The Malaysia king has summoned the various party leaders at one go to his Istana Negara palace on Aug. 17 to pick a new prime minister as the country continues to plunge deeper into the Covid-19 pandemic hole.
The Straits Times reported that Sultan Abdullah Ahmad Shah is meeting the chiefs of the various political factions -- Umno, Parti Pejuang Tanah Air, Parti Islam SeMalaysia and Pakatan Harapan's (PH) three components.
They arrived a few minutes before 2pm.
The king has set a Wednesday, Aug. 18, 4pm deadline for the 220 MPs to declare a single name who would succeed outgoing prime minister Muhyiddin Yassin.
The sultan has once again stepped in to resolve a political deadlock for the second time in 18 months.
Seeking a compromise candidate acceptable to all
ST reported that the king is making the various political factions set aside their differences and pick a compromise candidate to lead a unity government with a "war time" cabinet.
There is so far no leader able to present a clear majority.
A total of 111 names are needed for a simple majority in parliament.
Some names have cropped up
A few potential PM names have cropped up though.
- Umno vice-president Ismail Sabri Yaakob: Nominally leading the fallen Perikatan Nasional.
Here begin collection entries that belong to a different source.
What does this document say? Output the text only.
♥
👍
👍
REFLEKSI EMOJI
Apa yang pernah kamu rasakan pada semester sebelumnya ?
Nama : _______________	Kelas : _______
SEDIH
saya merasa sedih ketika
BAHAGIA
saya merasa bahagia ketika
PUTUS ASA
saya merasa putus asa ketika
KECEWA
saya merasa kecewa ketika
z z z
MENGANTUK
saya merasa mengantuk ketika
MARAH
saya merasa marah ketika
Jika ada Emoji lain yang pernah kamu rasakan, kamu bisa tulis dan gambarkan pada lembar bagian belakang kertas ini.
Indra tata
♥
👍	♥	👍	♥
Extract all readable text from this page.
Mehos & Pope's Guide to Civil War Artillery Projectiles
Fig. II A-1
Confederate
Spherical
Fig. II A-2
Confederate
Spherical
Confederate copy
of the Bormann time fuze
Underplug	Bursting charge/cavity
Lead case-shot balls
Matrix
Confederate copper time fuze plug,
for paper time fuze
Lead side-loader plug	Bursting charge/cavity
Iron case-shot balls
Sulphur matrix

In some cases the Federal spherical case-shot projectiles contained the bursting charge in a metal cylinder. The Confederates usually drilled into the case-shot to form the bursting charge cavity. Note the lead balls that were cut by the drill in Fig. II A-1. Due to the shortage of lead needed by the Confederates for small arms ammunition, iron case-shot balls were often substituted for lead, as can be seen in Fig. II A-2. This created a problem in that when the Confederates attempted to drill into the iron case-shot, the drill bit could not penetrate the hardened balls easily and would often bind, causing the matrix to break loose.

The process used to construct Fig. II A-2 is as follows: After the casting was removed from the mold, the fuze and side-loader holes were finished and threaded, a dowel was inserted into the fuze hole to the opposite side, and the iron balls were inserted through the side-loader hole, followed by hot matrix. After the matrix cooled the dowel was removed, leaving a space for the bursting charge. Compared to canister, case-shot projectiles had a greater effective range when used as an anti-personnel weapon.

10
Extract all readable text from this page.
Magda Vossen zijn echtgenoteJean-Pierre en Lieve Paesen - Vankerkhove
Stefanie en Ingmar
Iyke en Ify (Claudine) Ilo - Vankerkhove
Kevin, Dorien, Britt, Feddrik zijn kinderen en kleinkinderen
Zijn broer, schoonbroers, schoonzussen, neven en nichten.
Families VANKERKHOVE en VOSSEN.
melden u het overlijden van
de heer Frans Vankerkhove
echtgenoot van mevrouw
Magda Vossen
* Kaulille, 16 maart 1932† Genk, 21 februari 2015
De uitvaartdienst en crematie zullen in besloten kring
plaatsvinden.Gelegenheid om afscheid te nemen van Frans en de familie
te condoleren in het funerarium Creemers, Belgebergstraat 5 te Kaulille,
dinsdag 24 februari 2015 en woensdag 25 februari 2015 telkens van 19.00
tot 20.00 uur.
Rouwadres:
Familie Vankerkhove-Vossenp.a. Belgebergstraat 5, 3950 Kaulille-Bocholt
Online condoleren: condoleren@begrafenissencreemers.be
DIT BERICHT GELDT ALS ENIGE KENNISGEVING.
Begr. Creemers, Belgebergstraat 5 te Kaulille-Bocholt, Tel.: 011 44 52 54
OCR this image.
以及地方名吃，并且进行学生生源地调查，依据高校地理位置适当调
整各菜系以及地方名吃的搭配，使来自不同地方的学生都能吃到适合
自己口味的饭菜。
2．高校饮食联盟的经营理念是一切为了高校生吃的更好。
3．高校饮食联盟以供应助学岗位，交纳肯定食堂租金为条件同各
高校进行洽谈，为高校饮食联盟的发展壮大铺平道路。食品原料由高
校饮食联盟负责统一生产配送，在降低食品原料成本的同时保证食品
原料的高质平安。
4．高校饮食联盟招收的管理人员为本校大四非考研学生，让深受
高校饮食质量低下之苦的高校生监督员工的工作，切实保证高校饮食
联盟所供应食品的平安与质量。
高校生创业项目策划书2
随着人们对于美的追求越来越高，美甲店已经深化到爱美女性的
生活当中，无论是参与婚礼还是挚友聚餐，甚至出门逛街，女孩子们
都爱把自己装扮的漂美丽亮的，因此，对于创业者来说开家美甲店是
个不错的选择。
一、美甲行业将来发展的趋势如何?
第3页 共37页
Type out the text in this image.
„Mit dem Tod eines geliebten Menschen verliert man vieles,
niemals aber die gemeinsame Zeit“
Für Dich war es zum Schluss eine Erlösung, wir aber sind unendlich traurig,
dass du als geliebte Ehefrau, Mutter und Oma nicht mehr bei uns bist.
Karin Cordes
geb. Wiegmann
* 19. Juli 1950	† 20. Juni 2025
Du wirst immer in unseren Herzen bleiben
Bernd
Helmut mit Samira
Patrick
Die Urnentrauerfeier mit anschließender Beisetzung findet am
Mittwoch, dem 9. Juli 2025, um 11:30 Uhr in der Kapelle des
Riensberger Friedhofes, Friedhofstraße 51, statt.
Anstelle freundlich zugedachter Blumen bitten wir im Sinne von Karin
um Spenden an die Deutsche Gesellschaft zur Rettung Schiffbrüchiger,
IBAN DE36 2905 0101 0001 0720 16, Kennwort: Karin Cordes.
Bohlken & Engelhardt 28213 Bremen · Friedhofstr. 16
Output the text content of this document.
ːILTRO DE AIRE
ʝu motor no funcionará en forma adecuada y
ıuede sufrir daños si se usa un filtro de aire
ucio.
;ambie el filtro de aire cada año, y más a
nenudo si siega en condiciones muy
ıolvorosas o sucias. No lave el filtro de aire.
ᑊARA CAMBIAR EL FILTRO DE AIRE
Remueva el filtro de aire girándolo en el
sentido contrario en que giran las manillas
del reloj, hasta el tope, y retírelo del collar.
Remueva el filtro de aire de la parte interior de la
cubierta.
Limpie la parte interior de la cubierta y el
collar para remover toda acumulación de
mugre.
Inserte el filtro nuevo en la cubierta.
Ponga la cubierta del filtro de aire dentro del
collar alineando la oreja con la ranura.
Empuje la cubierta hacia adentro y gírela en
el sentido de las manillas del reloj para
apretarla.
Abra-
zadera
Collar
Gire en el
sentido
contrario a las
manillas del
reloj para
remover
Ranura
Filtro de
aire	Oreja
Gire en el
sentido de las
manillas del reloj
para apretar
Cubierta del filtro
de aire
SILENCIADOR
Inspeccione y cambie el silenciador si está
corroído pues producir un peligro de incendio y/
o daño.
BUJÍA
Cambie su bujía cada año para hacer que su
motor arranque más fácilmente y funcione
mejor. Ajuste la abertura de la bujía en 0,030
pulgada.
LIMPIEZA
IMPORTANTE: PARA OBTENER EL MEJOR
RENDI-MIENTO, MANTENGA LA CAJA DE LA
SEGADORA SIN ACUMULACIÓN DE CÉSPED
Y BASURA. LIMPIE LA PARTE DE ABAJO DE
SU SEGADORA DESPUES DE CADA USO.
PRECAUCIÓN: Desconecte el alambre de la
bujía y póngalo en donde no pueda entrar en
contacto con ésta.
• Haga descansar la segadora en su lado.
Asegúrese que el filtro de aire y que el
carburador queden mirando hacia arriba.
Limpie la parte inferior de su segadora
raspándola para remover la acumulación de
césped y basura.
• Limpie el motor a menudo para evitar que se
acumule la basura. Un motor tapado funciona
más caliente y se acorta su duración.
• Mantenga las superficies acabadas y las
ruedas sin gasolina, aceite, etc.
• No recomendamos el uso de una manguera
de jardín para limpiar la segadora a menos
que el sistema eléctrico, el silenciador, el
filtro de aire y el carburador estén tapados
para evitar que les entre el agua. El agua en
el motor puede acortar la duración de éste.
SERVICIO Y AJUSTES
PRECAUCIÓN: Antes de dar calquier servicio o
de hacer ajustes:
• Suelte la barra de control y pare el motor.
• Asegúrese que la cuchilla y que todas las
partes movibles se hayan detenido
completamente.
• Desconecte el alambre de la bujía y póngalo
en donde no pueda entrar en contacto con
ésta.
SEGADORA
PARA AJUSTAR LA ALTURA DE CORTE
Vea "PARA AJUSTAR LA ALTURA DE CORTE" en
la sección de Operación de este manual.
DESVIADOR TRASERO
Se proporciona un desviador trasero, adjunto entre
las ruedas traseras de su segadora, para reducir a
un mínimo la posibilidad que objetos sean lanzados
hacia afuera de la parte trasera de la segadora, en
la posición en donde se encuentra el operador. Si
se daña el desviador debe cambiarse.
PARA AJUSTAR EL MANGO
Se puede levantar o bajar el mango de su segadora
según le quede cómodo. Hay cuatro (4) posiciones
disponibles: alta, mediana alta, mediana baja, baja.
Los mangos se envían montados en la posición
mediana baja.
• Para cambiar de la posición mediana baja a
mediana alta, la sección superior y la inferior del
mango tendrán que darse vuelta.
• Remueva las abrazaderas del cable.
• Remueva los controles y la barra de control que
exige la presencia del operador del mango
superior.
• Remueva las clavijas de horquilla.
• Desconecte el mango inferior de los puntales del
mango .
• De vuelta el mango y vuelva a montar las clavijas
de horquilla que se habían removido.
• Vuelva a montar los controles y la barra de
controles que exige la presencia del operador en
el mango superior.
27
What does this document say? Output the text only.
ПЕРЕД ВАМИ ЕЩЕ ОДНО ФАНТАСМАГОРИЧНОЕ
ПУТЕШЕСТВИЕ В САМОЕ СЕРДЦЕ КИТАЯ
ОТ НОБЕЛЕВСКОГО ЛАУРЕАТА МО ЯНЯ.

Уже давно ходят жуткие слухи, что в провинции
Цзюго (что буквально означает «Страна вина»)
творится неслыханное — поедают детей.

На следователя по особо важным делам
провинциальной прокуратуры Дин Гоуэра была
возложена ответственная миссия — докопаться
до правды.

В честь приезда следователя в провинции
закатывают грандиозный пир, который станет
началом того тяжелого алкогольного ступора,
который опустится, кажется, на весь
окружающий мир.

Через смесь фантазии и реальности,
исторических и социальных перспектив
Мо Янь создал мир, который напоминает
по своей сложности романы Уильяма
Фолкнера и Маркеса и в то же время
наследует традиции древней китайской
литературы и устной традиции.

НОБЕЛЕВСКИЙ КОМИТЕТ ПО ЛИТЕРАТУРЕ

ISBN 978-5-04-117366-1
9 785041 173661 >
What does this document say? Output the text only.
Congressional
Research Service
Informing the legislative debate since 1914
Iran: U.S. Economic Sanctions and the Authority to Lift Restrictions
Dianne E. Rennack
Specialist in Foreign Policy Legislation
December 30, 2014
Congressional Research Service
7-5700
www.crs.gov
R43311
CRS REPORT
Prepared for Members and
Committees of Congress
- Opposition leader Anwar Ibrahim: Has backing of about 90 lawmakers with 88 from his PH coalition.
- Ex-PM Muhyiddin: Unable to rally all of Umno's 38 MPs behind him, but if so, would boost their ranks from 100 to 115.
Most likely candidate: An 84-year-old man
However, the leading nominee to head a unity government would be Umno's former finance minister Tengku Razaleigh Hamzah.
The 84-year-old Kelantan prince is Malaysia's longest-serving lawmaker, and seen as acceptable to various factions as he is widely respected but not viewed as being ambitious enough to dominate the political landscape.
Umno politicians latch on to Razaleigh
Among those who support Razaleigh are Umno president Zahid Hamidi.
But Zahid's camp is picking Razaleigh for supposedly self-serving ends.
Zahid claimed that "to ensure political stability and cooperation can be achieved, the act of persecuting opposing parties and leaders must end", which raised eyebrows.
Many in Zahid's faction, which has about 15 MPs, are mired in graft cases.
The legitimacy of Umno's Supreme Council is also in question after deciding to delay its leadership polls.